Ce travail est complété par des réflexions sur les solutions à appliquer en cas d’inondations rapides. Notre filiale Equo Vivo apporte ses expertises aux villes et aux territoires pour réaliser des rétentions d’eaux et restaurer des sites naturels qui, débarrassés d’anciens barrages par exemple, restituent des zones inondables.
Nous avons également une start-up, Resalliance, incubée chez Leonard (la plate-forme de prospective et d’innovation du groupe VINCI), qui a développé un logiciel d’analyse multicritère permettant d’évaluer la résilience des territoires aux effets futurs du changement climatique. Les premiers appels d’offres intégrant la « résilio-conception » des bâtiments et infrastructures sortent dans le monde. C’est une bonne chose.

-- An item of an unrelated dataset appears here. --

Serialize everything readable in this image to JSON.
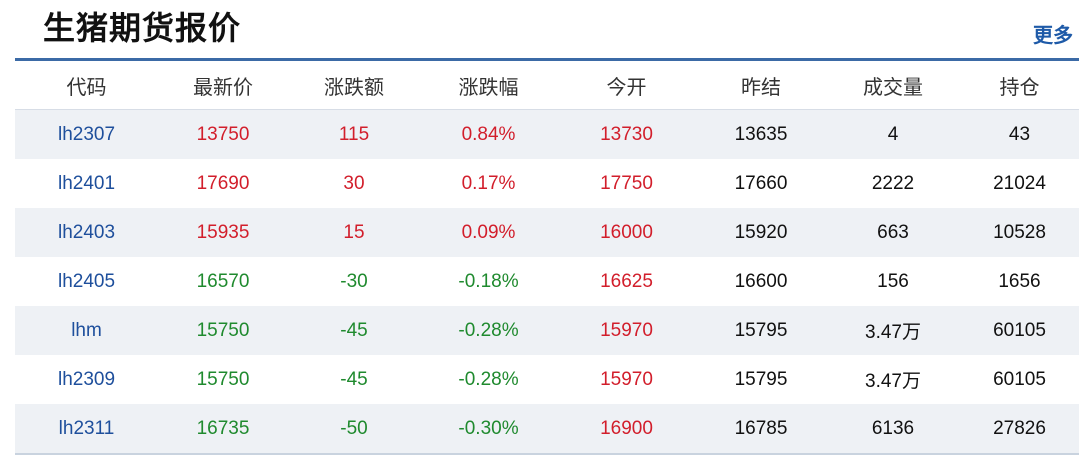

La loi relative à la lutte contre le gaspillage et à l’économie circulaire a été promulguée en février, cette année. Quel est votre avis sur la façon dont le secteur du bâtiment peut contribuer à cette nouvelle forme d’économie et en tirer parti ?
Le recyclage des déchets du bâtiment et la mise en place de véritables modèles circulaires existent déjà à une échelle importante : recyclage des déblais des chantiers, des terres polluées, valorisation énergétique des déchets végétaux, optimisation des consommations d’eau et d’énergie, réemploi des revêtements routiers, du béton, du verre, de l’aluminium et des aciers…
Afin d’accélérer le processus et lutter contre les décharges illicites, VINCI Construction a franchi un nouveau cap avec la création de Waste Marketplace. Cette société gère, à l’aide d’une solution digitale pour tous les conducteurs de travaux de la profession, la traçabilité des bennes de décharge du chantier à son recycleur final, optimisant à moindre coût leur revalorisation.
Nos matériaux ne sont pas chers au kg, donc ils sont chers économiquement et écologiquement à transporter. Pour qu’elle fonctionne, l’économie circulaire doit être locale, avec des plates-formes de recyclage disséminées dans les régions.
Lire aussi : Interview Brice Lalonde : De l’économie linéaire à l’économie circulaire
Les bâtiments doivent être vus comme des banques de matériaux qui, à leur démolition ou en phase de rénovation, peuvent alimenter de nouveaux chantiers. En lien avec le CSTB et l’Alliance HQE France GBC, VINCI Construction France affine les paramètres de l’ACV rénovation. Citons par exemple le projet Pulse à Saint-Denis, livré en 2019, qui a largement fait appel à des matériaux de réemploi, notamment près de 22 000 m² de dalles de faux-plancher récupérées sur d’autres chantiers, c’est-à-dire 95 % de la surface du bâtiment.